1,2-Di(pyren-1-yl)ethane (1,2-DPE) has been used as a model for coal to study the C—C bond cleavage of the ethano linkage in the radiolysis of solutions containing NaAlH2(OCH2CH2OCH3)2[NaAlH2(OR)2]. Transient species were investigated by pulse radiolysis of solutions of 1,2-DPE, 1-methylpyrene (1-MP) and pyrene (P) in THF, DME and toluene in the absence and the presence of NaAlH2(OR)2. In the presence of the latter stabilized and long-lived radical anion/sodium cation pairs of 1,2-DPE, 1-MP and P were generated even in the non-polar solvent toluene. The reaction mechanisms differ substantially for the ether solvents (THF or DME) and solutions in toluene. In the case of the ether solvents (SH) NaAlH2(OR)2 acts as a scavenger for solvent radical cations SH˙+ and solvent cations SH(H+) generated through ionization. This produces stabilized sodium cation/electron pairs (Na+, e–s) which reduce the aromatic substrates to their radical anion/sodium cation pairs. The prevailing species generated in the radiolysis of solutions in toluene are electronically excited molecules of the solvent and the substrate from which the excited triplet molecules are preferentially reduced to radical anions by NaAlH2(OR)2 in an electron-transfer process. Steady-state radiolysis (60Co γ-rays) of solutions of 1,2-DPE in THF, DME or toluene containing NaAlH2(OR)2 resulted in the C—C bond cleavage of the ethano linkage. This is attributed to the unstable dianion (1,2-DPE2–, 2Na+) formed in two successive reductions via(1,2-DPE˙–, Na+). UV–VIS spectroscopy and product analysis showed that the radiation-induced reduction of 1,2-DPE, 1-MP and P requires lower doses in THF and DME than in toluene. However, reactions of (1,2-DPE˙–, Na+) with THF and DME to form substrate–solvent addition products limit C—C bond cleavage (16% in THF and 32% in DME). The inertness of toluene towards such side reactions makes the radiation-induced cleavage process of 1,2-DPE in this solvent (despite of the higher dose required) much more efficient than in THF and DME, yielding after hydrolysis up to 52% 1-MP. Radiation-induced reduction of polycyclic arenes in the NaAlH2(OR)2–toluene system is very useful for investigating the radical anions of these arenes by UV–VIS and EPR spectroscopy, since essentially no other interfering species are formed.

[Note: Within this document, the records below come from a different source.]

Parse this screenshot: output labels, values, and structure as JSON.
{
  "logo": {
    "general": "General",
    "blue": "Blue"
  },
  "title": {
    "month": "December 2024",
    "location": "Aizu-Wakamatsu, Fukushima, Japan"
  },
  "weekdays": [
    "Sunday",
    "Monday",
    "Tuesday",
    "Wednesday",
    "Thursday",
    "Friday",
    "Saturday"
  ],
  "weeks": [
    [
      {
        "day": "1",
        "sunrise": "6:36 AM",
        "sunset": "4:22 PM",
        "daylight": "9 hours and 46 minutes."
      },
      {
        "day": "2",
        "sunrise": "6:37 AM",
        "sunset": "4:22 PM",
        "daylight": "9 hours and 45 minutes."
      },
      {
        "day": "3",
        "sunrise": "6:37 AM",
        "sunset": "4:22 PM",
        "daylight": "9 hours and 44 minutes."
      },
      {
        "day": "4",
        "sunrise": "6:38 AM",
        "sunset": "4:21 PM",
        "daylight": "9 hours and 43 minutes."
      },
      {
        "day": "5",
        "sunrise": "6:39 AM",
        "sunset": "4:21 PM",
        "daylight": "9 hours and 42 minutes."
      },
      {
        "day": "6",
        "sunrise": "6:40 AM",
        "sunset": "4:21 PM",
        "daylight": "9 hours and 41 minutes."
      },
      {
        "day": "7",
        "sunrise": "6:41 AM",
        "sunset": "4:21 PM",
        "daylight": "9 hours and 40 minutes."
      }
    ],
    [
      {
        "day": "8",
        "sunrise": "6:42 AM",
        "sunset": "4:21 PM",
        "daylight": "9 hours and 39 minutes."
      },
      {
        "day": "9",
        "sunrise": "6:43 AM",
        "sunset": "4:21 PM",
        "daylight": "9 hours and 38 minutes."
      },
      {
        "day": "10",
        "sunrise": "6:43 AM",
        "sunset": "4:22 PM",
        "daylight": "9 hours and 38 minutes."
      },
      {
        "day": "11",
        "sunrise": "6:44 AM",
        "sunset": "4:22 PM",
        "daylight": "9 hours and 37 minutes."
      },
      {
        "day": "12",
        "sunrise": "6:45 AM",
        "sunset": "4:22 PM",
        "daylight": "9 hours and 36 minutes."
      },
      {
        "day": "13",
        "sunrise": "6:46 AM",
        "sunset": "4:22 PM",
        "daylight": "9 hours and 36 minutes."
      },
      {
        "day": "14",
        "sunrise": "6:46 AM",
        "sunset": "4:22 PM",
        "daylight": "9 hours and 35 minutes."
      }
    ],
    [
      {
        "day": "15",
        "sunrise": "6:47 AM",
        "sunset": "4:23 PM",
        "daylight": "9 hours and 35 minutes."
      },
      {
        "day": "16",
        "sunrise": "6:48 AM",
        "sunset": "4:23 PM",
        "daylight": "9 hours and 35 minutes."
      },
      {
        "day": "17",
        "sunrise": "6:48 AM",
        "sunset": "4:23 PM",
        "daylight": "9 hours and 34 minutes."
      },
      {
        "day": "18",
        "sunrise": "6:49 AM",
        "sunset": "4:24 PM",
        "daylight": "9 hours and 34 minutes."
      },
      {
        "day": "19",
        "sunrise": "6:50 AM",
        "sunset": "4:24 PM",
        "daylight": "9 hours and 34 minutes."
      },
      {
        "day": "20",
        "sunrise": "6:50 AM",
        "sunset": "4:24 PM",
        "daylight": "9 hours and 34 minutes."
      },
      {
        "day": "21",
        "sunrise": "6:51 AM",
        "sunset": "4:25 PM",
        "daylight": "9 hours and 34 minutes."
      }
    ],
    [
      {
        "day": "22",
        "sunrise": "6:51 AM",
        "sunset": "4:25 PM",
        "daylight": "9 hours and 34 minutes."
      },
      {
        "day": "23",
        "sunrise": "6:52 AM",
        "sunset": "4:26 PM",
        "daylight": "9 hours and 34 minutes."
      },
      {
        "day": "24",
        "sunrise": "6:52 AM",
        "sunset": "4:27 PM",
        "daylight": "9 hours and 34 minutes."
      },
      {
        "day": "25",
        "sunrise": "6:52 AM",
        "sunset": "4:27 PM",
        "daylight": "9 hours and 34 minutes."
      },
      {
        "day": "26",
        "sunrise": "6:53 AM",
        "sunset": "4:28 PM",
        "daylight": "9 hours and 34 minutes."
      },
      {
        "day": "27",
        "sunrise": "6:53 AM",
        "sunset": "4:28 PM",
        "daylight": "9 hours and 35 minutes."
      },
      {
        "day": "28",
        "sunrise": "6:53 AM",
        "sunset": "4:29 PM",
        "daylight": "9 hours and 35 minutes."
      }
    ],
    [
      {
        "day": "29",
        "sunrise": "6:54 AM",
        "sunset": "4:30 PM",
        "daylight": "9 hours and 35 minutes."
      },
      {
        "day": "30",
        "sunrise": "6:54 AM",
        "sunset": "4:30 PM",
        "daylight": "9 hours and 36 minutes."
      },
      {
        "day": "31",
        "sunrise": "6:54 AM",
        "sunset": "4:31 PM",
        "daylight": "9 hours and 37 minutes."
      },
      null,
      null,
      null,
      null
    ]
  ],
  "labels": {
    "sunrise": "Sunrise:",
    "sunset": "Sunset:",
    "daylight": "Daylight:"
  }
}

Radiation-Induced C -C Bond Cleavage in 1,2-Diarylethanes as Model Compounds of Coal, Part 3. Pulse and Steady-State Radiolysis of 1,2-Di(9-anthryl)ethane in Organic Solvents

1,2-Di(9-anthryl)ethane (1,2-DAE) was used as a model for coal to study the C -C bond cleavage of the ethano linkage in the radiolysis of solutions containing NaAlH2(OCH2CH2OCH3)2 [NaAlH2(OR)2]. Transient species were investigated by pulse radiolysis of solutions of 1,2-DAE in THF, DME and toluene in the absence and the presence of NaAlH2(OR)2. In the presence of NaAlH2(OR)2 stabilized, long-lived radical anion/sodium cation pairs of 1,2-DAE were generated even in the non-polar solvent toluene. The reaction mechanisms differ substantially for solutions in the ether solvents (THF or DME) and for solutions in toluene. Steady-state radiolysis (60Co γ-rays) of solutions of 1,2-DAE in toluene containing NaAlH2(OR)2 resulted in the C -C bond cleavage of the ethano linkage. This is attributed to the unstable dianion (1,2-DAE2-, 2Na+) formed in two successive radiation- induced reductions via (1,2-DAE∙- , Na+). The resulting (9-anthryl)methyl carbanionic fragments C14H9CH2-, Na+ react with AlH(OR)2 generated in the process, to form the aluminate salts [C14H9CH2AlH(OR)2-, Na+]. From the aluminate salts, 9-methylanthracene (9- MA) was obtained by hydrolysis in yields up to 65 wt.%.

Stabile Radikalanionen von Aromaten: Strahlenchemische Erzeugung in Gegenwart von Natrium-dihydridobis( 2-methoxyethoxy) aluminat

Abstract Arenes are reduced at room temperature to their very long-lived radical anions by exposing the solution of the arene and NaAlH2(OCH2CH2OCH3 )2 (1) in dimethoxyethane (DME) to an ionizing radiation (electrons, gamma- or X-rays) for few minutes: Thereby 1 is acting as a scavenger for the solvent counter ions which are produced concomitantly to solvated electrons by the radiolysis. The method is very convenient for the ESR and UV-VIS spectroscopy of aromatic radical anions.